Unlike team sports where a bad performance is partially diffused across multiple players, tennis exposes the individual completely. Every error is the player’s alone. The physical visibility of the player (their body, their clothing, their movement) is constant and unshared. This creates an environment where body image concerns are more acutely triggered than in team sports. Cleere identifies tennis as among the most psychologically demanding sports for this reason.

6. The Cost of Untreated Perfectionism: Early Exit from the Sport

Cleere connects perfectionism and body image dysfunction to early dropout and career truncation. Players who cannot manage perfectionism either become emotionally dysregulated in competition (making them less competitive) or quit the sport to escape the psychological pain. Both outcomes represent a failure of the development system, not just the individual player. Investing in mental performance and body image resilience is an investment in keeping players in the sport.
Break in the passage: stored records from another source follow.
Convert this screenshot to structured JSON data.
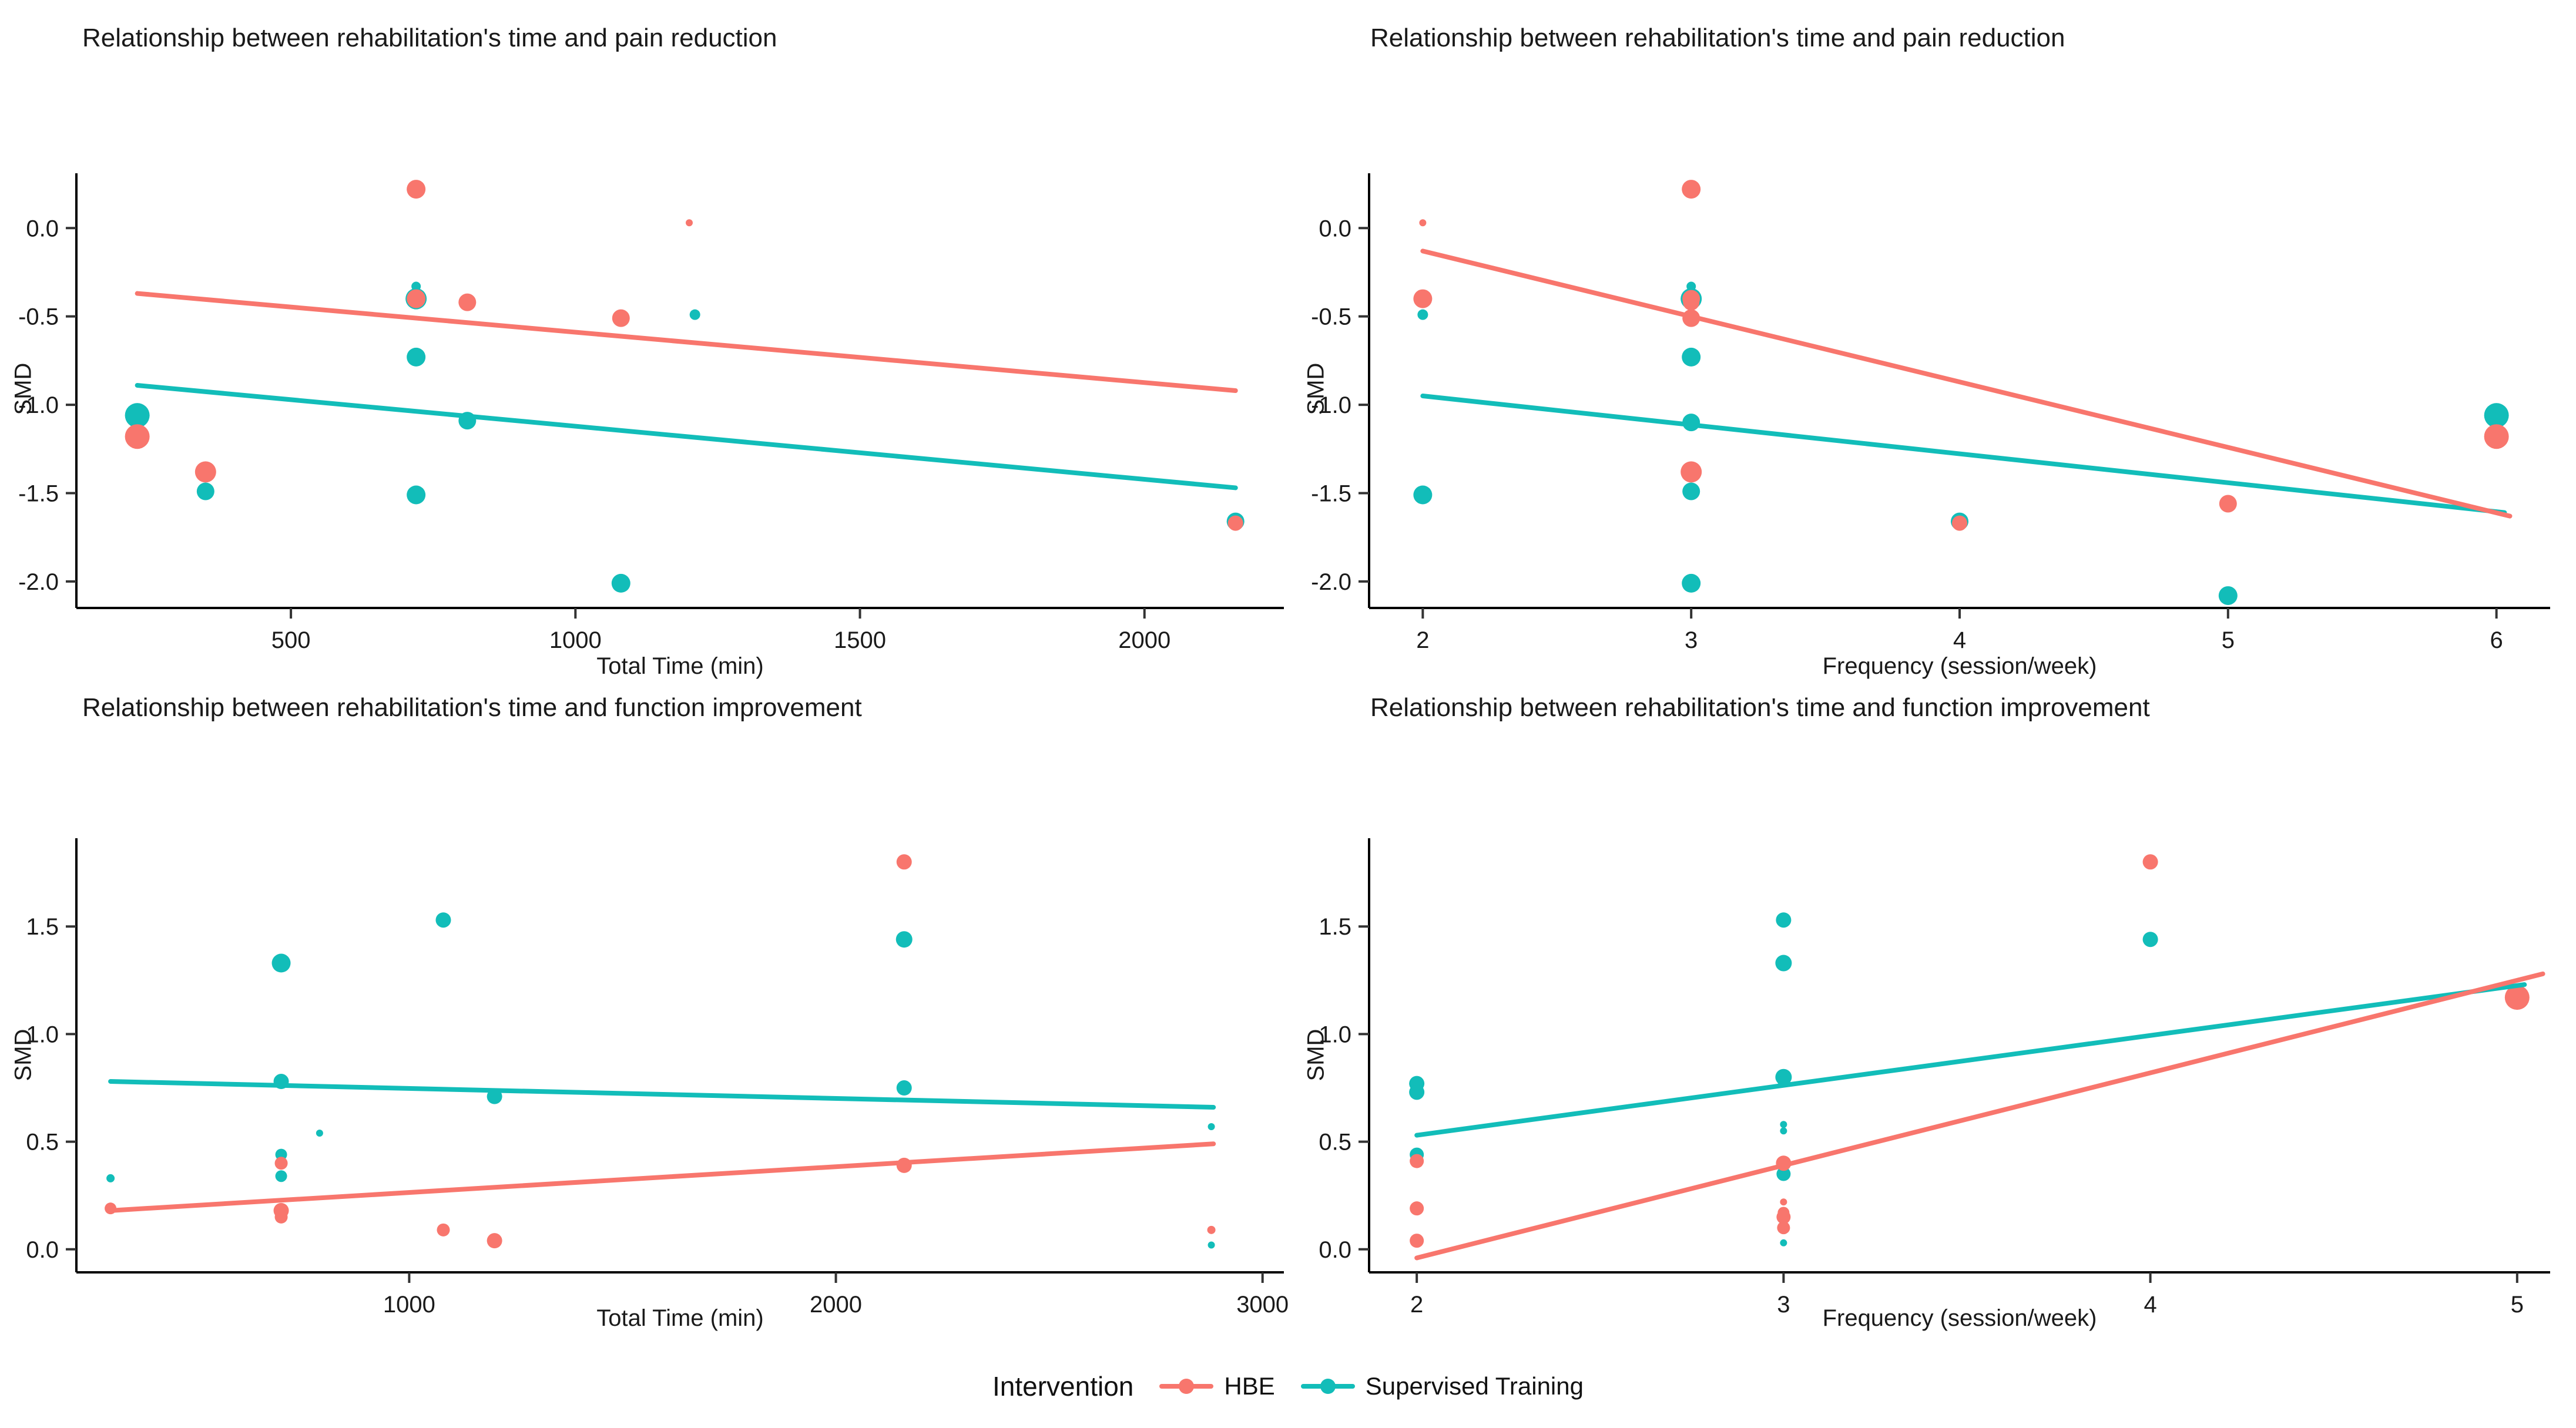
{
  "page": {
    "background": "#FFFFFF"
  },
  "colors": {
    "hbe": "#F8766D",
    "supervised": "#12BDB9",
    "axis": "#000000",
    "tick": "#333333",
    "text": "#1A1A1A"
  },
  "legend": {
    "title": "Intervention",
    "items": [
      {
        "label": "HBE",
        "color": "#F8766D"
      },
      {
        "label": "Supervised Training",
        "color": "#12BDB9"
      }
    ]
  },
  "point_format": "[x, y, marker_radius_px]",
  "chart_data": [
    {
      "type": "scatter",
      "title": "Relationship between rehabilitation's time and pain reduction",
      "xlabel": "Total Time (min)",
      "ylabel": "SMD",
      "xlim": [
        123,
        2245
      ],
      "ylim": [
        -2.15,
        0.31
      ],
      "xticks": [
        500,
        1000,
        1500,
        2000
      ],
      "xtick_labels": [
        "500",
        "1000",
        "1500",
        "2000"
      ],
      "yticks": [
        0,
        -0.5,
        -1,
        -1.5,
        -2
      ],
      "ytick_labels": [
        "0.0",
        "-0.5",
        "-1.0",
        "-1.5",
        "-2.0"
      ],
      "grid": false,
      "legend_position": "bottom",
      "series": [
        {
          "name": "HBE",
          "color": "#F8766D",
          "points": [
            [
              720,
              0.22,
              16
            ],
            [
              1200,
              0.03,
              6
            ],
            [
              720,
              -0.4,
              16
            ],
            [
              810,
              -0.42,
              15
            ],
            [
              1080,
              -0.51,
              15
            ],
            [
              230,
              -1.18,
              21
            ],
            [
              350,
              -1.38,
              18
            ],
            [
              2160,
              -1.67,
              13
            ]
          ]
        },
        {
          "name": "Supervised Training",
          "color": "#12BDB9",
          "points": [
            [
              720,
              -0.33,
              8
            ],
            [
              1210,
              -0.49,
              9
            ],
            [
              720,
              -0.4,
              18
            ],
            [
              720,
              -0.73,
              16
            ],
            [
              230,
              -1.06,
              21
            ],
            [
              810,
              -1.09,
              15
            ],
            [
              350,
              -1.49,
              15
            ],
            [
              720,
              -1.51,
              16
            ],
            [
              1080,
              -2.01,
              16
            ],
            [
              2160,
              -1.66,
              15
            ]
          ]
        }
      ],
      "trend_lines": [
        {
          "name": "HBE",
          "color": "#F8766D",
          "from": [
            230,
            -0.37
          ],
          "to": [
            2160,
            -0.92
          ]
        },
        {
          "name": "Supervised Training",
          "color": "#12BDB9",
          "from": [
            230,
            -0.89
          ],
          "to": [
            2160,
            -1.47
          ]
        }
      ]
    },
    {
      "type": "scatter",
      "title": "Relationship between rehabilitation's time and pain reduction",
      "xlabel": "Frequency (session/week)",
      "ylabel": "SMD",
      "xlim": [
        1.8,
        6.2
      ],
      "ylim": [
        -2.15,
        0.31
      ],
      "xticks": [
        2,
        3,
        4,
        5,
        6
      ],
      "xtick_labels": [
        "2",
        "3",
        "4",
        "5",
        "6"
      ],
      "yticks": [
        0,
        -0.5,
        -1,
        -1.5,
        -2
      ],
      "ytick_labels": [
        "0.0",
        "-0.5",
        "-1.0",
        "-1.5",
        "-2.0"
      ],
      "grid": false,
      "legend_position": "bottom",
      "series": [
        {
          "name": "HBE",
          "color": "#F8766D",
          "points": [
            [
              2,
              0.03,
              6
            ],
            [
              3,
              0.22,
              16
            ],
            [
              2,
              -0.4,
              16
            ],
            [
              3,
              -0.4,
              15
            ],
            [
              3,
              -0.42,
              14
            ],
            [
              3,
              -0.51,
              15
            ],
            [
              3,
              -1.38,
              18
            ],
            [
              4,
              -1.67,
              13
            ],
            [
              5,
              -1.56,
              15
            ],
            [
              6,
              -1.18,
              21
            ]
          ]
        },
        {
          "name": "Supervised Training",
          "color": "#12BDB9",
          "points": [
            [
              3,
              -0.33,
              8
            ],
            [
              2,
              -0.49,
              9
            ],
            [
              3,
              -0.4,
              18
            ],
            [
              3,
              -0.73,
              16
            ],
            [
              3,
              -1.1,
              15
            ],
            [
              2,
              -1.51,
              16
            ],
            [
              3,
              -1.49,
              15
            ],
            [
              3,
              -2.01,
              16
            ],
            [
              4,
              -1.66,
              15
            ],
            [
              5,
              -2.08,
              16
            ],
            [
              6,
              -1.06,
              21
            ]
          ]
        }
      ],
      "trend_lines": [
        {
          "name": "HBE",
          "color": "#F8766D",
          "from": [
            2,
            -0.13
          ],
          "to": [
            6.05,
            -1.63
          ]
        },
        {
          "name": "Supervised Training",
          "color": "#12BDB9",
          "from": [
            2,
            -0.95
          ],
          "to": [
            6.03,
            -1.61
          ]
        }
      ]
    },
    {
      "type": "scatter",
      "title": "Relationship between rehabilitation's time and function improvement",
      "xlabel": "Total Time (min)",
      "ylabel": "SMD",
      "xlim": [
        220,
        3050
      ],
      "ylim": [
        -0.107,
        1.91
      ],
      "xticks": [
        1000,
        2000,
        3000
      ],
      "xtick_labels": [
        "1000",
        "2000",
        "3000"
      ],
      "yticks": [
        1.5,
        1.0,
        0.5,
        0.0
      ],
      "ytick_labels": [
        "1.5",
        "1.0",
        "0.5",
        "0.0"
      ],
      "grid": false,
      "legend_position": "bottom",
      "series": [
        {
          "name": "HBE",
          "color": "#F8766D",
          "points": [
            [
              300,
              0.19,
              10
            ],
            [
              700,
              0.4,
              11
            ],
            [
              700,
              0.18,
              13
            ],
            [
              700,
              0.15,
              11
            ],
            [
              1080,
              0.09,
              11
            ],
            [
              1200,
              0.04,
              13
            ],
            [
              2160,
              1.8,
              13
            ],
            [
              2160,
              0.39,
              13
            ],
            [
              2880,
              0.09,
              7
            ]
          ]
        },
        {
          "name": "Supervised Training",
          "color": "#12BDB9",
          "points": [
            [
              300,
              0.33,
              7
            ],
            [
              700,
              1.33,
              16
            ],
            [
              700,
              0.78,
              13
            ],
            [
              700,
              0.44,
              10
            ],
            [
              700,
              0.34,
              10
            ],
            [
              790,
              0.54,
              6
            ],
            [
              1080,
              1.53,
              13
            ],
            [
              1200,
              0.71,
              13
            ],
            [
              2160,
              1.44,
              14
            ],
            [
              2160,
              0.75,
              13
            ],
            [
              2880,
              0.57,
              6
            ],
            [
              2880,
              0.02,
              6
            ]
          ]
        }
      ],
      "trend_lines": [
        {
          "name": "HBE",
          "color": "#F8766D",
          "from": [
            300,
            0.18
          ],
          "to": [
            2885,
            0.49
          ]
        },
        {
          "name": "Supervised Training",
          "color": "#12BDB9",
          "from": [
            300,
            0.78
          ],
          "to": [
            2885,
            0.66
          ]
        }
      ]
    },
    {
      "type": "scatter",
      "title": "Relationship between rehabilitation's time and function improvement",
      "xlabel": "Frequency (session/week)",
      "ylabel": "SMD",
      "xlim": [
        1.87,
        5.09
      ],
      "ylim": [
        -0.107,
        1.91
      ],
      "xticks": [
        2,
        3,
        4,
        5
      ],
      "xtick_labels": [
        "2",
        "3",
        "4",
        "5"
      ],
      "yticks": [
        1.5,
        1.0,
        0.5,
        0.0
      ],
      "ytick_labels": [
        "1.5",
        "1.0",
        "0.5",
        "0.0"
      ],
      "grid": false,
      "legend_position": "bottom",
      "series": [
        {
          "name": "HBE",
          "color": "#F8766D",
          "points": [
            [
              2,
              0.41,
              12
            ],
            [
              2,
              0.19,
              12
            ],
            [
              2,
              0.04,
              12
            ],
            [
              3,
              0.4,
              13
            ],
            [
              3,
              0.22,
              6
            ],
            [
              3,
              0.17,
              10
            ],
            [
              3,
              0.15,
              12
            ],
            [
              3,
              0.1,
              11
            ],
            [
              4,
              1.8,
              13
            ],
            [
              5,
              1.17,
              21
            ]
          ]
        },
        {
          "name": "Supervised Training",
          "color": "#12BDB9",
          "points": [
            [
              2,
              0.77,
              13
            ],
            [
              2,
              0.73,
              13
            ],
            [
              2,
              0.44,
              12
            ],
            [
              3,
              1.53,
              13
            ],
            [
              3,
              1.33,
              14
            ],
            [
              3,
              0.8,
              14
            ],
            [
              3,
              0.78,
              10
            ],
            [
              3,
              0.58,
              6
            ],
            [
              3,
              0.55,
              6
            ],
            [
              3,
              0.35,
              12
            ],
            [
              3,
              0.03,
              6
            ],
            [
              4,
              1.44,
              13
            ]
          ]
        }
      ],
      "trend_lines": [
        {
          "name": "HBE",
          "color": "#F8766D",
          "from": [
            2,
            -0.04
          ],
          "to": [
            5.07,
            1.28
          ]
        },
        {
          "name": "Supervised Training",
          "color": "#12BDB9",
          "from": [
            2,
            0.53
          ],
          "to": [
            5.02,
            1.23
          ]
        }
      ]
    }
  ]
}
Actionable Advice for Families

  • Audit your own commentary about your child’s body and appearance — even “helpful” observations about weight or physique can cause lasting damage; when in doubt, say nothing
  • Help your junior player curate their social media diet; exposure to heavily edited athlete content creates distorted comparison baselines that fuel perfectionism
  • If your child expresses consistent self-criticism about their body or relentlessly focuses on errors rather than process, treat this as a clinical signal worth addressing with a sport psychologist
  • Normalize imperfection actively and repeatedly — “mistakes are how we learn” should be more than a cliché; model it in your own behavior and language

INTENNSE Relevance

  • Female player welfare: INTENNSE’s mixed-gender format means it will field female professional players who carry the perfectionism and body image pressures Cleere describes; player welfare infrastructure (access to sport psychologists) is not optional in a league that cares about player sustainability
  • Coach conduct standards: Cleere’s finding that coaches are frequent sources of body image damage has direct implications for INTENNSE’s coach conduct standards and training; a mic’d coach format where body-related comments could be broadcast amplifies the risk
  • Broadcast and content responsibility: INTENNSE’s content strategy should actively represent athletes’ bodies in ways that emphasize athleticism and capability rather than aesthetics; the “front of stage only” trap can be avoided with intentional framing
  • Mental performance programming: Cleere’s resilience framework (process focus, error reset, separating worth from performance) is directly applicable to INTENNSE’s player support programming
  • Recruitment awareness: Players arriving in INTENNSE from junior and college pipelines may carry significant perfectionism patterns; coaches and team staff should be equipped to recognize and work with these dynamics

Notable Quotes

“Every single female tennis player I work with is striving for perfection. Every one. That’s not aspiration — that’s a problem.”

“Coaches say things about a girl’s body and think nothing of it. The girl carries that for years. Sometimes forever.”

“Social media shows you the front of the stage. You’re comparing your full life — including the backstage mess — to everyone else’s highlight reel.”